Un roman intense et émouvant.
Une belle écriture, puissante et poétique.
Le titre original du roman est "Brother".
Frère. Oui, il s'agit bien du coeur du récit.
Michael raconte sa vie avec son frère, Francis.
Ils vivent avec leur mère, originaire du Trinidad, qui les a élevés seule, à Scarborough. "Manman", comme ils l'appellent, cherche à leur offrir la possibilité d'une vie meilleure. Elle travaille jour et nuit, rentre épuisée. Elle n'a pas eu la vie qu'elle escomptait avoir en émigrant au Canada.
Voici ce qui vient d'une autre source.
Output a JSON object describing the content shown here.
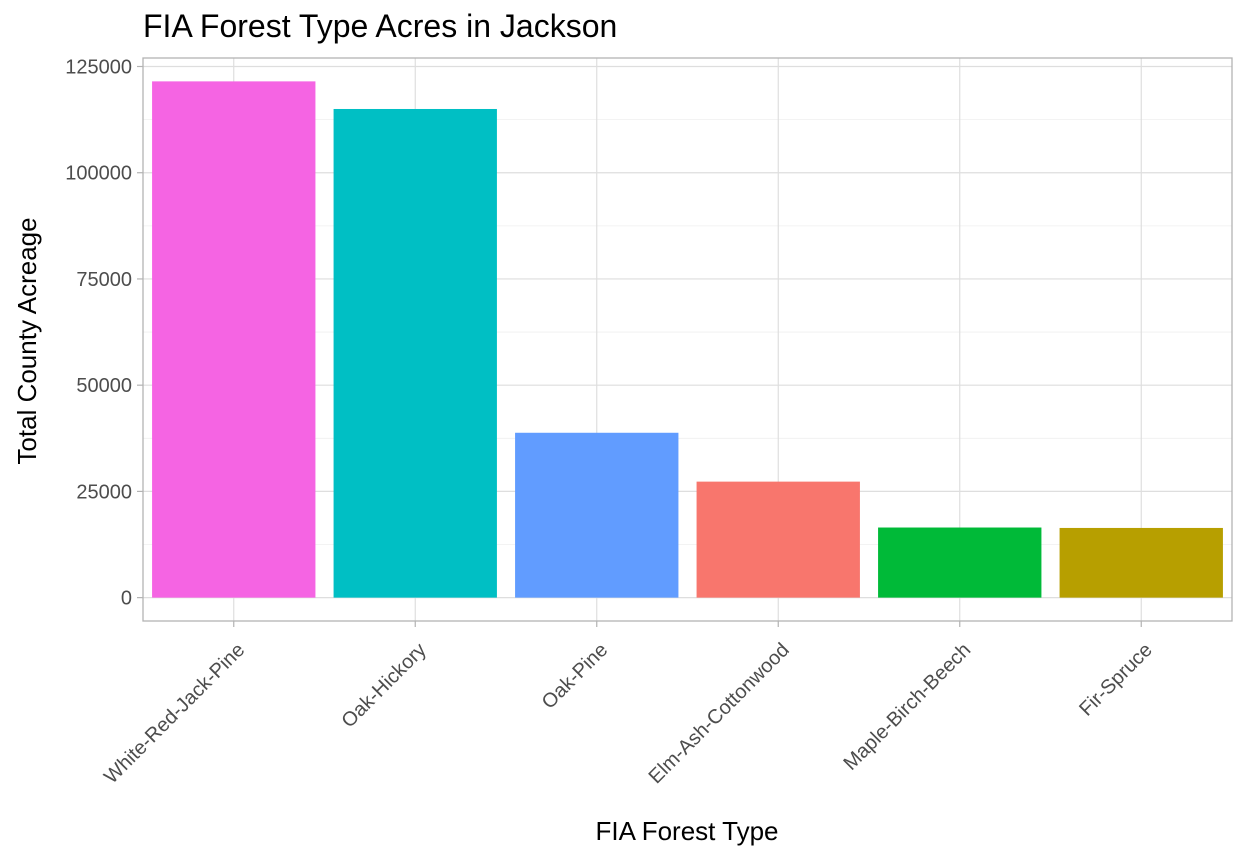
{
  "chart_data": {
    "type": "bar",
    "title": "FIA Forest Type Acres in Jackson",
    "xlabel": "FIA Forest Type",
    "ylabel": "Total County Acreage",
    "categories": [
      "White-Red-Jack-Pine",
      "Oak-Hickory",
      "Oak-Pine",
      "Elm-Ash-Cottonwood",
      "Maple-Birch-Beech",
      "Fir-Spruce"
    ],
    "values": [
      121500,
      115000,
      38800,
      27300,
      16500,
      16400
    ],
    "colors": [
      "#f564e3",
      "#00bfc4",
      "#619cff",
      "#f8766d",
      "#00ba38",
      "#b79f00"
    ],
    "yticks": [
      0,
      25000,
      50000,
      75000,
      100000,
      125000
    ],
    "ytick_labels": [
      "0",
      "25000",
      "50000",
      "75000",
      "100000",
      "125000"
    ],
    "ylim": [
      -5500,
      127000
    ],
    "grid": true,
    "legend": "none"
  }
}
Elle est dure avec eux parfois car elle ne veut pas qu'ils laissent passer des opportunités, elle espère - comme tous les parents- que ses enfants auront plus, ou en tout cas, mieux qu'elle.
En français, "33 tours" fait référence aux disques que Francis écoute et mixe avec ses amis chez "Desirea's", un salon de coiffure qui, à la nuit tombée, se transforme en night-club. Référence à la passion pour la musique, le hip hop notamment, qui représente pour ces enfants d'immigrés, un espoir, une chance de s'en sortir.
A travers cette famille, et les personnages secondaires, on suit le destin de nombreux immigrés, leurs vies, leurs batailles, leurs rêves - souvent inaboutis.
On découvre aussi le racisme ambiant que les habitants de cette banlieue subissent... les inégalités, les injustices et la violence.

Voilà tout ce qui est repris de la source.